Specify the packed sequence length. This should be one of the pack_sizes you specified during data preparation.
model.data.train_ds.max_seq_length={pack_size}
Adjust the batch sizes.
- Micro batch size has to be set to 1 as a nominal constraint. This is because batches are now concatenated in the preprocessing step. You can increase the pack_size to achieve the same purpose of increasing micro batch size.
- Global batch size has to be adjusted so that the training recipe is maintained. Because each pack contains multiple sequences now, global batch size needs to be reduced by the average number of sequences per pack n, where n = num_sequences_in_dataset / num_packs. This ensures that each gradient iteration sees (on average) the same number of tokens.
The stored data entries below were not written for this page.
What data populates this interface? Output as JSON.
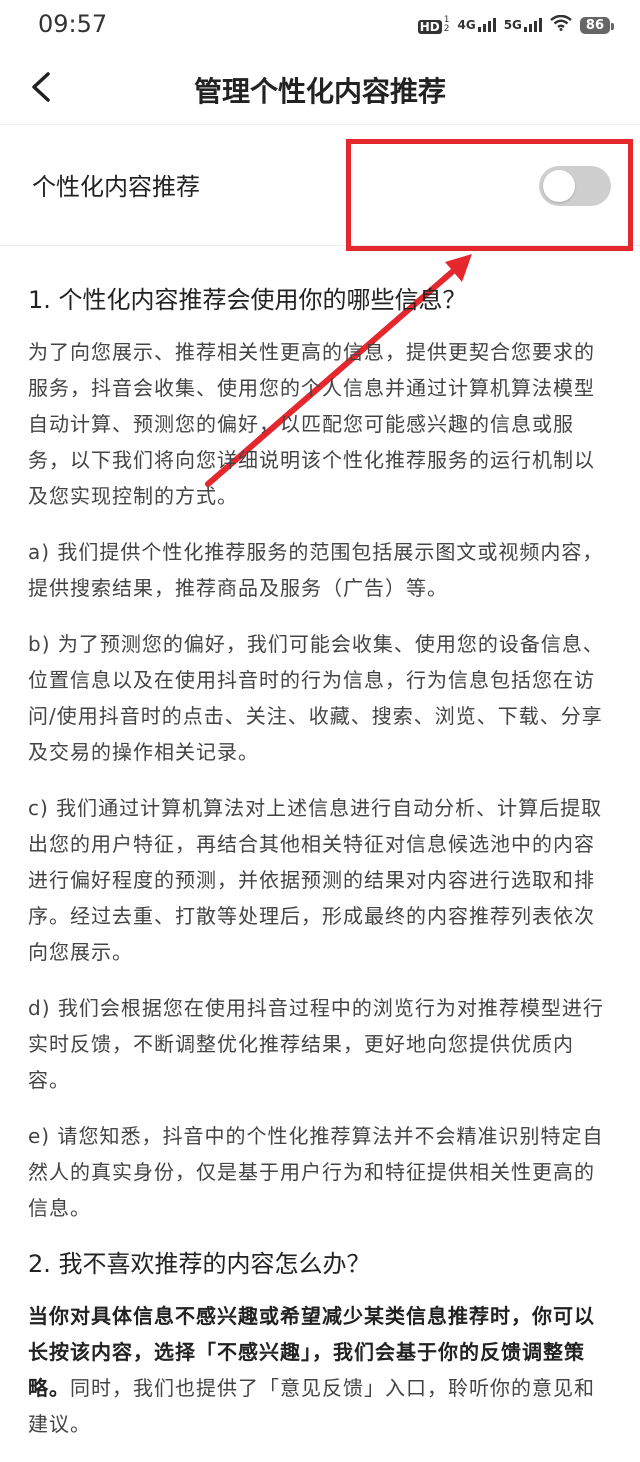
{
  "status_bar": {
    "time": "09:57",
    "hd": "HD",
    "sim1": "1",
    "sim2": "2",
    "net1": "4G",
    "net2": "5G",
    "battery": "86"
  },
  "nav": {
    "back_icon": "chevron-left-icon",
    "title": "管理个性化内容推荐"
  },
  "setting": {
    "label": "个性化内容推荐",
    "enabled": false
  },
  "annotation": {
    "box_color": "#e5282d",
    "arrow_color": "#e5282d"
  },
  "section1": {
    "heading": "1. 个性化内容推荐会使用你的哪些信息？",
    "intro": "为了向您展示、推荐相关性更高的信息，提供更契合您要求的服务，抖音会收集、使用您的个人信息并通过计算机算法模型自动计算、预测您的偏好，以匹配您可能感兴趣的信息或服务，以下我们将向您详细说明该个性化推荐服务的运行机制以及您实现控制的方式。",
    "a": "a) 我们提供个性化推荐服务的范围包括展示图文或视频内容，提供搜索结果，推荐商品及服务（广告）等。",
    "b": "b) 为了预测您的偏好，我们可能会收集、使用您的设备信息、位置信息以及在使用抖音时的行为信息，行为信息包括您在访问/使用抖音时的点击、关注、收藏、搜索、浏览、下载、分享及交易的操作相关记录。",
    "c": "c) 我们通过计算机算法对上述信息进行自动分析、计算后提取出您的用户特征，再结合其他相关特征对信息候选池中的内容进行偏好程度的预测，并依据预测的结果对内容进行选取和排序。经过去重、打散等处理后，形成最终的内容推荐列表依次向您展示。",
    "d": "d) 我们会根据您在使用抖音过程中的浏览行为对推荐模型进行实时反馈，不断调整优化推荐结果，更好地向您提供优质内容。",
    "e": "e) 请您知悉，抖音中的个性化推荐算法并不会精准识别特定自然人的真实身份，仅是基于用户行为和特征提供相关性更高的信息。"
  },
  "section2": {
    "heading": "2. 我不喜欢推荐的内容怎么办？",
    "bold": "当你对具体信息不感兴趣或希望减少某类信息推荐时，你可以长按该内容，选择「不感兴趣」，我们会基于你的反馈调整策略。",
    "rest": "同时，我们也提供了「意见反馈」入口，聆听你的意见和建议。"
  }
}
The value of n is printed out when the script is run.
model.micro_batch_size=1 model.global_batch_size=<GBS divided by n>

Now you are all set to finetune your model with a much improved throughput!

Sequence Packing for NeVA

Sequence packing in NeVA (Multimodal LLMs) differs slightly from the LLM SFT/PEFT approach. For details, please refer to the documentation below

Sequence Packing for NeVA

Communication Overlap

NeMo leverages Megatron-Core’s optimizations to enhance bandwidth utilization and effectively overlap computation with communication. Additional details will be provided soon.

Footnotes

1: Experiments were performed on Llama 7B with Dolly dataset. Actual performance improvement depends on dataset and model.